Es importante saberlo para entender algunas de
las razones por las que Maylan Álvarez habla de
alcoholismo y desempleo, de dolor y de lejanía a
propósito del cierre de tantos centrales. También
pudo haber hablado de muerte, pero esto lo dicen
sus entrevistados:
Manuel Eleuterio Fuentes Torres:
“Cuando el cierre del central, Gilberto Hernández, un gran amigo mío, se deprimió mucho y eso
lo llevó al suicidio. Él fue mi compañero de trabajo por 28 años (…) se ahorcó en el taller.
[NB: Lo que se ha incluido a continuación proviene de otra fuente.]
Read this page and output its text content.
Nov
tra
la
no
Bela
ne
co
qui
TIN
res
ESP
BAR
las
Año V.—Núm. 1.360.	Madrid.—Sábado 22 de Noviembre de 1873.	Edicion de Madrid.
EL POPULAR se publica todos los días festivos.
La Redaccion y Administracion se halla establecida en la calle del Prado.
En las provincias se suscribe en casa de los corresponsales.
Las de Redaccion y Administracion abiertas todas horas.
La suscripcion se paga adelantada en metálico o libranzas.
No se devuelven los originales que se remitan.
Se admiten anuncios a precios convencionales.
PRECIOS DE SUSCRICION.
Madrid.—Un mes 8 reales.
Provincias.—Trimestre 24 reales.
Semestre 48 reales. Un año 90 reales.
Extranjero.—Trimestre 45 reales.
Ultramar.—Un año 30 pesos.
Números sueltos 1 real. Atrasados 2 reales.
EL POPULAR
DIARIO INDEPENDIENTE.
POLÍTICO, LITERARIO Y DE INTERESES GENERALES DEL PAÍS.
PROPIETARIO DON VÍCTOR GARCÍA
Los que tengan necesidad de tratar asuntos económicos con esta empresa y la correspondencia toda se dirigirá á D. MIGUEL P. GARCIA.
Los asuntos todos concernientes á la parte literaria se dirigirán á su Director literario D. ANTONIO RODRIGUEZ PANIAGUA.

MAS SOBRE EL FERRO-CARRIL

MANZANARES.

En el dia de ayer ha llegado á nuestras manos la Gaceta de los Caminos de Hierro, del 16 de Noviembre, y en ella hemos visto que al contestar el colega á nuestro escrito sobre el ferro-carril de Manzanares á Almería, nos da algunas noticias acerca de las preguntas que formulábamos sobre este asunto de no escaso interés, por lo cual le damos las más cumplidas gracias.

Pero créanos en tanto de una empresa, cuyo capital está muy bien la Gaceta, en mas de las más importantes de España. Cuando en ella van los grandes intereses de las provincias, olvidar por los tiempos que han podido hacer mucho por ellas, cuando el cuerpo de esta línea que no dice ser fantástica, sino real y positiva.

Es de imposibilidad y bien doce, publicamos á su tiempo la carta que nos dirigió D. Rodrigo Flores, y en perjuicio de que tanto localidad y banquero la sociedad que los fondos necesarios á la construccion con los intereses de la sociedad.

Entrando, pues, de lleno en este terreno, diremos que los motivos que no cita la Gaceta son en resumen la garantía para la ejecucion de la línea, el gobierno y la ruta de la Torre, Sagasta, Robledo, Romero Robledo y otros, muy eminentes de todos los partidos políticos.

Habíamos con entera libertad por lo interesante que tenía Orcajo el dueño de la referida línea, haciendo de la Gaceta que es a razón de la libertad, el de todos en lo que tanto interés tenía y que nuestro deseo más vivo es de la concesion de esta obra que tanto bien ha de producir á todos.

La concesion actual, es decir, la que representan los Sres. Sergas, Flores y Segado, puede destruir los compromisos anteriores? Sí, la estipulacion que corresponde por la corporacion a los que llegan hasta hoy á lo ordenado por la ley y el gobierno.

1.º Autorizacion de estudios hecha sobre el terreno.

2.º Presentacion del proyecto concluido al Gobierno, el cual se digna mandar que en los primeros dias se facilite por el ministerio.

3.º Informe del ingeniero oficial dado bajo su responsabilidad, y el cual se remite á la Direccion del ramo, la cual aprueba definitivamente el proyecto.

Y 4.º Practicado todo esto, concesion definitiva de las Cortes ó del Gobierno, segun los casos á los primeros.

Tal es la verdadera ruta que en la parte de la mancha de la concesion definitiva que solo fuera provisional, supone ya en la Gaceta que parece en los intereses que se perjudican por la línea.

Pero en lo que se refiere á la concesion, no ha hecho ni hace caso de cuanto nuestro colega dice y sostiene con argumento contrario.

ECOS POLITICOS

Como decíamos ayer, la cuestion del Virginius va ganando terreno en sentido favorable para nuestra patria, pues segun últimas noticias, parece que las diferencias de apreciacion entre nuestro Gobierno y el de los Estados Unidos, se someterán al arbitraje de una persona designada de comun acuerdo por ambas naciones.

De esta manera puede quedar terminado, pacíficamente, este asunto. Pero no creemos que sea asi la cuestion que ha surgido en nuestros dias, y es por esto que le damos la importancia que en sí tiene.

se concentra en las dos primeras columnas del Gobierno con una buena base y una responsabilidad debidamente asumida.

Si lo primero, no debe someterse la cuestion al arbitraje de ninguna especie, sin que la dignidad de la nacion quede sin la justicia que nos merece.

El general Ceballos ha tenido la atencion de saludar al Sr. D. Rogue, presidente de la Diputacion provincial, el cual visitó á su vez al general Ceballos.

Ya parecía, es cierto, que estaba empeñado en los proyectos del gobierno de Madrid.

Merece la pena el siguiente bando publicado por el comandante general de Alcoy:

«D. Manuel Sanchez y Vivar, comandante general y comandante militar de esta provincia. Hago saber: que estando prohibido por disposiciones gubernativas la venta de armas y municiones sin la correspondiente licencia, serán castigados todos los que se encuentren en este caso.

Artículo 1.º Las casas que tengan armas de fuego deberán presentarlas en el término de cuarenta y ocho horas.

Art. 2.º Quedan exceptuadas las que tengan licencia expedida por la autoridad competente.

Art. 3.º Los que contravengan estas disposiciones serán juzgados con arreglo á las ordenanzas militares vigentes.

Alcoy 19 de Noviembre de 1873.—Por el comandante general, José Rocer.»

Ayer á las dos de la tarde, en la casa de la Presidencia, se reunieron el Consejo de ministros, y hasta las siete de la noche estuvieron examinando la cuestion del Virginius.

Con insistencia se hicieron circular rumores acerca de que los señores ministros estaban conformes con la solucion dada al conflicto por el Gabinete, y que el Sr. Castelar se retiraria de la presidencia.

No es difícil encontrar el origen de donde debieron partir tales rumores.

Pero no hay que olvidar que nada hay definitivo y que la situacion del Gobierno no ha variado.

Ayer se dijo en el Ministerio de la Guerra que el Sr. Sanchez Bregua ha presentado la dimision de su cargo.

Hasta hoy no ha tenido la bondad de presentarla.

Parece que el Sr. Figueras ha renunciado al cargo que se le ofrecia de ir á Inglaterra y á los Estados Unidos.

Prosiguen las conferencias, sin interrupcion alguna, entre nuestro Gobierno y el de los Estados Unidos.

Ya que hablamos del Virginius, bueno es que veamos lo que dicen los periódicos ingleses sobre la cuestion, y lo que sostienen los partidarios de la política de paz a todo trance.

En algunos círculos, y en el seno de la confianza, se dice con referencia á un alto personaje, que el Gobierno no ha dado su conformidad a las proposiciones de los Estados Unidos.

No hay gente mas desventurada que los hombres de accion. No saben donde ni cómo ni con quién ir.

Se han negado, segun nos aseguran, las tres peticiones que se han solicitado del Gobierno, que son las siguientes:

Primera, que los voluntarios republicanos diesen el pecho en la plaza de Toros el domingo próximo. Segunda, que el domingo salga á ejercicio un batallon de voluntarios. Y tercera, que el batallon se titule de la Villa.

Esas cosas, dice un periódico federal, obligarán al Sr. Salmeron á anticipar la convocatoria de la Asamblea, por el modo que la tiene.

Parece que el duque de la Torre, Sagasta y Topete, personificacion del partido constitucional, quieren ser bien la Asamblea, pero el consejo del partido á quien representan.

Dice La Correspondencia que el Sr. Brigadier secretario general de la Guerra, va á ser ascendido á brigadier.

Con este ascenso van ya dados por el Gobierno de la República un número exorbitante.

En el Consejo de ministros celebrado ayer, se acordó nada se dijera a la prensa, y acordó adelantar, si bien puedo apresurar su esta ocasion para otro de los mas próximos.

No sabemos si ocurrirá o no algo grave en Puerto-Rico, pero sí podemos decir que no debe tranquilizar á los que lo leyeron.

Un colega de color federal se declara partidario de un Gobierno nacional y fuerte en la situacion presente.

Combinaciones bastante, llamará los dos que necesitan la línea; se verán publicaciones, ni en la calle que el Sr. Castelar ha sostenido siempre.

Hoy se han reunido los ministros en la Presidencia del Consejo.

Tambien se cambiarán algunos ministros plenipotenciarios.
Un 13
de mayo, que más nunca se me olvida, porque es
el día del cumpleaños de su mamá. Fui por la mañana al taller y cuando abro la puerta me encuentro aquello”
Reynaldo Castro Yedra: “Con la desaparición de los centrales y casi la totalidad de la
caña, mucha gente ha envejecido antes de tiempo.
Yo diría que hay gente que podría haber vivido
cuatro o cinco años más y han fallecido porque
eran cañeros de toda una vida, azucareros”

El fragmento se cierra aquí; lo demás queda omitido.